Abstract

Summary Various factors have been shown contributing to the ecosystem impact of invasive alien plants, but their relative importance remains unclear. We focused on the effects of neighbouring plant community and soil biota as these biotic factors have been repeatedly put forward to explain invasion success (e.g. as components of the novel weapons and of the biotic release hypothesis). To assess their relative importance in explaining the high impact of Centaurea stoebe during the invasion of new sites in the introduced range, we conducted a greenhouse experiment with both European (EU) and North American (NA) tetraploid C. stoebe competing with/without EU vs. NA neighbouring community and with the two neighbouring communities growing without C. stoebe.
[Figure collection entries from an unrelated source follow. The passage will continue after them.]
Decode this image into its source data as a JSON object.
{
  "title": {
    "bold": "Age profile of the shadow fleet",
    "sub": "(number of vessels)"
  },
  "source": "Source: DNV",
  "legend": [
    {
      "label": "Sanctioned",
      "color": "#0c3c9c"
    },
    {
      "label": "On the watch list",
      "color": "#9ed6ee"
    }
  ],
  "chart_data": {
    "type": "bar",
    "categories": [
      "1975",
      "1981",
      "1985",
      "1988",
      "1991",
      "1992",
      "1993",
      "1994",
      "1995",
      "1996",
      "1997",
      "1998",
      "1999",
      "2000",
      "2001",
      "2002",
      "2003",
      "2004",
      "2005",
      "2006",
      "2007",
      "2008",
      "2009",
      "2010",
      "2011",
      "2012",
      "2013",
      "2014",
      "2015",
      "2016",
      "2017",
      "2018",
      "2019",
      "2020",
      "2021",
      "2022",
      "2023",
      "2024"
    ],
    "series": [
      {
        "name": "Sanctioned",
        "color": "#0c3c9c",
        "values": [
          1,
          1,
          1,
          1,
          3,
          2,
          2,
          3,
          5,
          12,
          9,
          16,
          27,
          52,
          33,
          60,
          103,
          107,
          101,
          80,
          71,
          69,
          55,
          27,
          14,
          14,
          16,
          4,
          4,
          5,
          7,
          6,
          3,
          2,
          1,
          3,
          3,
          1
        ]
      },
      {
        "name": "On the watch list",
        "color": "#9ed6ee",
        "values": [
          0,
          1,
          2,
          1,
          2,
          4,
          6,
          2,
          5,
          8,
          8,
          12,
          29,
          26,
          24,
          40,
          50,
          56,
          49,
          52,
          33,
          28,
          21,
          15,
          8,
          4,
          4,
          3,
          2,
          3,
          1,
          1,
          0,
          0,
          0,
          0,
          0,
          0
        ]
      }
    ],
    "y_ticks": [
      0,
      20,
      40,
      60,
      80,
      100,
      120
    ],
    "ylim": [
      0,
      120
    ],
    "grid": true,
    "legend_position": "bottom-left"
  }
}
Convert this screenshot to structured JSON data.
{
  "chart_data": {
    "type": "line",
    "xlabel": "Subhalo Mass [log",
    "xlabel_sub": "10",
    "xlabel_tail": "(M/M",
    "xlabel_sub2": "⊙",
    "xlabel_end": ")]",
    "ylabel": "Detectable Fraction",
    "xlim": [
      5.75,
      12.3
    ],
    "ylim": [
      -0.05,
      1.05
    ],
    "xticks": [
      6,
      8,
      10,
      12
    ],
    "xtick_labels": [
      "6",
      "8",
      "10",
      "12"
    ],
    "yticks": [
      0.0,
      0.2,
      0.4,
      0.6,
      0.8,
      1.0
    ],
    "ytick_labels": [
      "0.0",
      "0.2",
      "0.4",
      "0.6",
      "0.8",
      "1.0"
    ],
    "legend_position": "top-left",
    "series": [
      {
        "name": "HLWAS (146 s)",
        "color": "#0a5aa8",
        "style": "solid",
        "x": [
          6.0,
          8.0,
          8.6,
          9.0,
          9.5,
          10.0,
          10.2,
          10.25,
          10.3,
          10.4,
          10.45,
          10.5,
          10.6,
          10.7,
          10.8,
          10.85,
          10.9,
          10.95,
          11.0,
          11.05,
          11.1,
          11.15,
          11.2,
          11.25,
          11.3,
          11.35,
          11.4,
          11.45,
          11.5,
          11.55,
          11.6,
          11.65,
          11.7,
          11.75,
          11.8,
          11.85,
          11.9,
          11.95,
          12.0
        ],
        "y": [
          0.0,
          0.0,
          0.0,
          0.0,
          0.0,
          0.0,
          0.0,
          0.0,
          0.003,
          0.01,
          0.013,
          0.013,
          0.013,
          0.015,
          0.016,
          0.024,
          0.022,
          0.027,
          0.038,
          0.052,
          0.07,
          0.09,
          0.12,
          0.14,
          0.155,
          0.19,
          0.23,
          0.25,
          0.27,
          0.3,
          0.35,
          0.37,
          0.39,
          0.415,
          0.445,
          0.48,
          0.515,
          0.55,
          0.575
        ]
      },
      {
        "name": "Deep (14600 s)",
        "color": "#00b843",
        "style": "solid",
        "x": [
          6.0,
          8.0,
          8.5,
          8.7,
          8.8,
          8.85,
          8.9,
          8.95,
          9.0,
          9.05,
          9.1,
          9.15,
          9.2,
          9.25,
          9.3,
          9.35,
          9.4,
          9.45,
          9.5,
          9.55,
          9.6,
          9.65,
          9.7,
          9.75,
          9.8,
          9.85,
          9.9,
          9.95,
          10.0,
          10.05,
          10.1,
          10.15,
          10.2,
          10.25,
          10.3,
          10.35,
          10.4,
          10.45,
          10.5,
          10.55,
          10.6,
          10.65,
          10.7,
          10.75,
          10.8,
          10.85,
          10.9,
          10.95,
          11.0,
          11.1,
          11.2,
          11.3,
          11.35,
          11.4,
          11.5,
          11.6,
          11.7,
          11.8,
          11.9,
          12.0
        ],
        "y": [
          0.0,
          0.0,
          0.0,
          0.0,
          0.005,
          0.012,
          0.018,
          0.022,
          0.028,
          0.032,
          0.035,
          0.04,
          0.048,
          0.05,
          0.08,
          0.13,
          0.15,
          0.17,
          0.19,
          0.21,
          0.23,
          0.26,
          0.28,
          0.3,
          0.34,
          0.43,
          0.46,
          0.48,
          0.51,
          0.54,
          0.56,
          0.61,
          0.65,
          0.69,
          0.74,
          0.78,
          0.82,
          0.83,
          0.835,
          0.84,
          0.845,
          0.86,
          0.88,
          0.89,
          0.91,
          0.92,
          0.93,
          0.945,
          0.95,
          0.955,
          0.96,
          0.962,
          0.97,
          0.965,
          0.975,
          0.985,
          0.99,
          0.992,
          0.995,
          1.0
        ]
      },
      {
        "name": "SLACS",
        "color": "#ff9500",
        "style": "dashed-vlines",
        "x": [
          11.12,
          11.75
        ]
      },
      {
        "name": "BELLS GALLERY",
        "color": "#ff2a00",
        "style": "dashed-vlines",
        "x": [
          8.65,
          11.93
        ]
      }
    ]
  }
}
Plants were grown in sterilized commercial soil inoculated with naïve soil (from rhizosphere of plants other than C. stoebe) originating either from the home EU or the introduced NA range and half of which was sterilized to remove soil biota. In the competition pots, relative competitive ability (difference between the relative growth rates of C. stoebe and neighbouring community) and impact level (biomass of the neighbouring community relative to that in non‐competition pots) of C. stoebe was significantly higher when grown with the NA than with the EU neighbouring community, although growth rates of EU and NA neighbouring communities did not differ in the non‐competition pots. Both soil origin and C. stoebe origin had no effect on these processes. Soil sterilization increased growth of both C. stoebe and neighbouring communities, but had only a moderate effect on impact level and type, and no effect on the relative competitive ability of C. stoebe. These results suggest that during the colonization of new sites in North American grasslands, the impact of C. stoebe is strongly driven by reduced competitive ability of NA neighbours compared with EU neighbours, while altered biotic soil conditions in the introduced range and post‐introduction evolutionary changes in the invader are of less importance. This differential impact appears to be due to inherently different mechanisms underlying the competitive interactions between EU and NA neighbouring communities when grown with C. stoebe.